The U.S. and China are scheduled to resume high-level trade talks in Washington in early October. Don’t hold your breath waiting for a major trade deal where China agrees to open its economy to all forms of investment, curtail subsidies to favored industries, and cease unfair trade practices.

Tariffs have depressed global trade flows and induced manufacturing recessions in several developed economies, including the U.S. Those adverse effects will continue to ripple through the world economy, so from the Fed’s point of view, a temporary truce between the U.S. and China does nothing to alleviate the destructive effects of tariffs already in place or to mitigate “trade policy uncertainty.”

You can put a check mark next to “trade policy uncertainty” as an ongoing risk.

Risk #3: Low inflation

That leaves persistently low inflation. The core consumer price index, which excludes food and energy, rose 0.3% for the third consecutive month in August. That pushed the year-over-year increase up to 2.4% for only the second time since 2008.

While the surge in medical-care costs, the main driver of the outsized increase, may have been a function of a measurement quirk that distorts the CPI compared to the Fed’s preferred inflation gauge — the personal consumption expenditures price index — it bears watching. The core PCE price index, which has been trending lower for a year, rose 1.6% in the year ending July.

The Fed is considering a new policy that would tolerate inflation above its 2% target to offset years of undershoot as part of a makeup strategy. It remains to be seen how policy makers would react if and when they saw the whites of inflation’s eyes instead of theorizing about inflation offset.

The huge spike in oil prices CL.1, -5.14%  following Saturday’s attack on Saudi Arabia’s oil processing facilities that took out half of the kingdom’s production is likely to have ripple effects for months.

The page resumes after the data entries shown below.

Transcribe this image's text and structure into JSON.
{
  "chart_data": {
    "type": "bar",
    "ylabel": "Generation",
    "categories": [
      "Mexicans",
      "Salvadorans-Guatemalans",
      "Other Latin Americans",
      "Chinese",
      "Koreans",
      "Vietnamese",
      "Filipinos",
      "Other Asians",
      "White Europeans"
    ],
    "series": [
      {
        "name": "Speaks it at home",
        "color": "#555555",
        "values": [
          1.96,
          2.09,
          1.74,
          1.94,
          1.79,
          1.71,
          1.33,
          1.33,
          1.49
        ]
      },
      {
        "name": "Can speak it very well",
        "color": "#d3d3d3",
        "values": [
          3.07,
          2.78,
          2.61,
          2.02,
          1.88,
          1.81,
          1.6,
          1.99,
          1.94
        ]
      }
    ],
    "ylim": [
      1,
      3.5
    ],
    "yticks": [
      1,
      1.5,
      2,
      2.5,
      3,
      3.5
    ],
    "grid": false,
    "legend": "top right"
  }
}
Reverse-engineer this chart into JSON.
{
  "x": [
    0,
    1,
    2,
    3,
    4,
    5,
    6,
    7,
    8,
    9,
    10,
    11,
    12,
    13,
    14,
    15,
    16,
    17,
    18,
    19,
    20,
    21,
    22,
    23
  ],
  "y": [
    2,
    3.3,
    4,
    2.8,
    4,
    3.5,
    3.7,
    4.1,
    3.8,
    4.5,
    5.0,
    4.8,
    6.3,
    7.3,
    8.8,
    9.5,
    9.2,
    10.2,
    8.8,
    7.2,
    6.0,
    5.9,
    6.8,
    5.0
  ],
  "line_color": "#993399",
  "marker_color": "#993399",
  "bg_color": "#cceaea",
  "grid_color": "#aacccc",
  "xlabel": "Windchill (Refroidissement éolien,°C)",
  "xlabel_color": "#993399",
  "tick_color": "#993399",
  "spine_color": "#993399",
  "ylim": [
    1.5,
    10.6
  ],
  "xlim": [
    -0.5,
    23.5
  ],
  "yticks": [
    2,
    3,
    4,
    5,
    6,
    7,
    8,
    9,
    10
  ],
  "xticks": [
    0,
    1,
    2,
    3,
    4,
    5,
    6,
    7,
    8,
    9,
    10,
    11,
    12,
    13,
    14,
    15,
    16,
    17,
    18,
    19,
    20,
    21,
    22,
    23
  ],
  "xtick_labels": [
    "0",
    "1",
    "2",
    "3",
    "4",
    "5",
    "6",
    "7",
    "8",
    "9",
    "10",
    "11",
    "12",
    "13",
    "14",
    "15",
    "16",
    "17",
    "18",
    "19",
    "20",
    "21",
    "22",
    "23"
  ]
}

Such a negative supply shock — implying lower output and higher prices — is not something central banks are equipped to address as their policy tools are designed to affect aggregate demand.

While persistently low inflation may be less of a risk in the short term, it may be offset by any negative effects the oil spike has on business and consumer confidence and any additional threats it poses to global growth, even once oil production is fully restored.

For the moment, then, you can put a question mark next to “persistently low inflation.”

Now, as long as the U.S. economy is “in a good place,” as Powell and his minions are wont to say, risk management will be the order of the day. Watch the risks to determine the management, or policy, strategy.

If and when the U.S. consumer, who has been powering the economy and shows no sign of fatigue, decides to pull back, all bets are off. The 75-basis-point “mid-cycle adjustment” that many economists expect by the end of the year — similar to the Fed’s response in 1994-1995 and in 1998 — will yield to a full-blown easing cycle.

At that point, risk management will give way to “whatever it takes” at a time when global central banks may not have the resources needed to deliver on that promise.